I currently live in the southern states of the US and it'll be 6 years here shortly. I'm a stay at home mom and I live out in the country, with that being said it can get very lonely when it's just me and my girls (ages 3 and 4). I don't have any friends nor family at all where I am, which makes the situation all the worse.
Just recently I had to get on medication to help with my anxiety and depression. I've contemplated more then once if I should take it, simply because the Lisa 5 1/2 years ago would've never needed it.
Here's some of the reasons why my spouse doesn't want to move.
1.Hes an only child and has responsibilities.
- He's getting land and three houses after his parents pass away.
- He says he doesn't want to leave his parents because he doesn't know who would take care of them when they get older.
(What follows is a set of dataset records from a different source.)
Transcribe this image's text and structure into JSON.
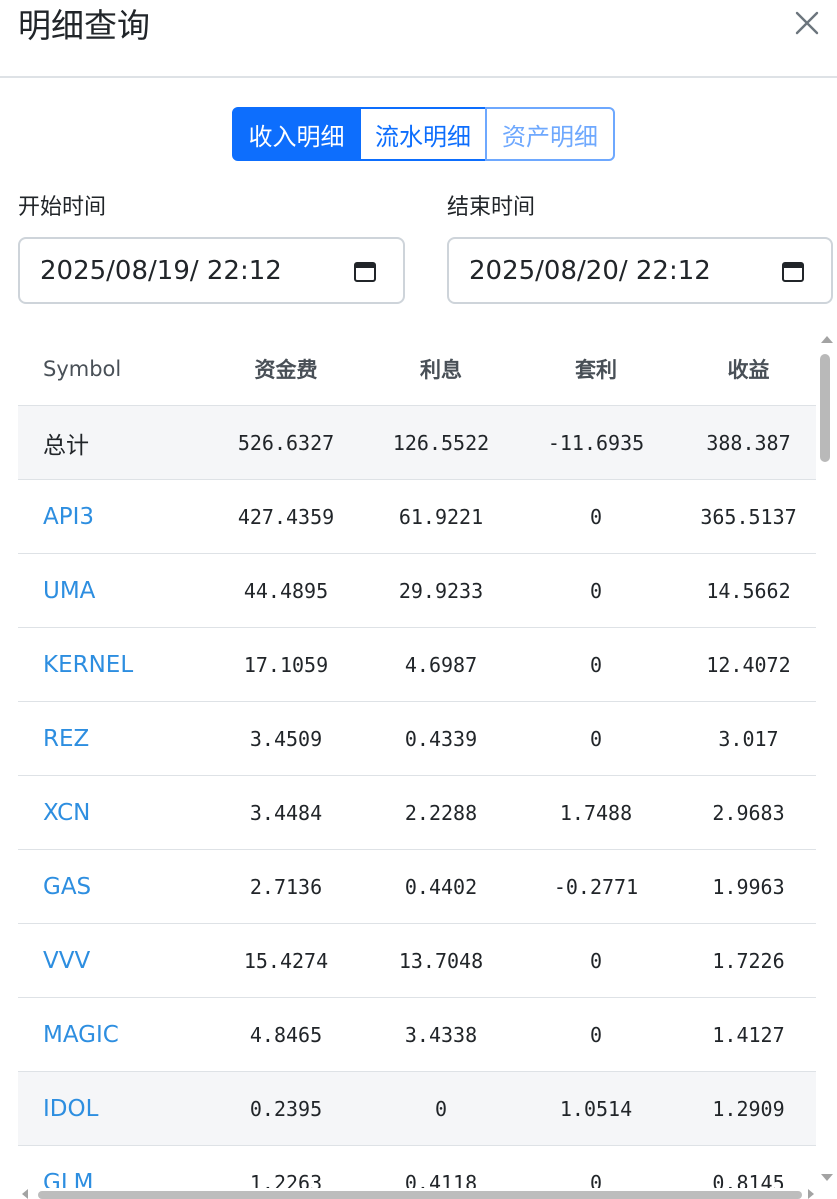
{
  "modal": {
    "title": "明细查询",
    "close_icon": "close-icon"
  },
  "tabs": [
    {
      "label": "收入明细",
      "active": true
    },
    {
      "label": "流水明细",
      "active": false
    },
    {
      "label": "资产明细",
      "active": false
    }
  ],
  "start": {
    "label": "开始时间",
    "value": "2025/08/19/ 22:12",
    "icon": "calendar-icon"
  },
  "end": {
    "label": "结束时间",
    "value": "2025/08/20/ 22:12",
    "icon": "calendar-icon"
  },
  "table": {
    "headers": [
      "Symbol",
      "资金费",
      "利息",
      "套利",
      "收益"
    ],
    "total": [
      "总计",
      "526.6327",
      "126.5522",
      "-11.6935",
      "388.387"
    ],
    "rows": [
      [
        "API3",
        "427.4359",
        "61.9221",
        "0",
        "365.5137"
      ],
      [
        "UMA",
        "44.4895",
        "29.9233",
        "0",
        "14.5662"
      ],
      [
        "KERNEL",
        "17.1059",
        "4.6987",
        "0",
        "12.4072"
      ],
      [
        "REZ",
        "3.4509",
        "0.4339",
        "0",
        "3.017"
      ],
      [
        "XCN",
        "3.4484",
        "2.2288",
        "1.7488",
        "2.9683"
      ],
      [
        "GAS",
        "2.7136",
        "0.4402",
        "-0.2771",
        "1.9963"
      ],
      [
        "VVV",
        "15.4274",
        "13.7048",
        "0",
        "1.7226"
      ],
      [
        "MAGIC",
        "4.8465",
        "3.4338",
        "0",
        "1.4127"
      ],
      [
        "IDOL",
        "0.2395",
        "0",
        "1.0514",
        "1.2909"
      ],
      [
        "GLM",
        "1.2263",
        "0.4118",
        "0",
        "0.8145"
      ]
    ]
  },
  "colors": {
    "primary": "#0d6efd",
    "link": "#2d8ee0",
    "shade": "#f5f6f8"
  }
}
I'm stuck on this. I don't know whether to feel guilty or not, both perhaps?
I've gotten to the point where I just feel numb. Whenever I get the chance I rather lay in bed. And when my spouse asks me whats wrong I just smile and saying "Nothing, why would you think somethings wrong". And continue to lie to make him believe otherwise, if not and I do tell him what's wrong he makes me feel bad about how I feel. Or gets my hopes on something that more then likely wont happen. It's a vicious cycle that ends on repeat, with ALL matters (not just the moving issue and me being homesick).
Bottom line I feel like If I don't move pretty soon and get a social life not only me but my mental health as well will probably deteriorate or, whats left of it anyways.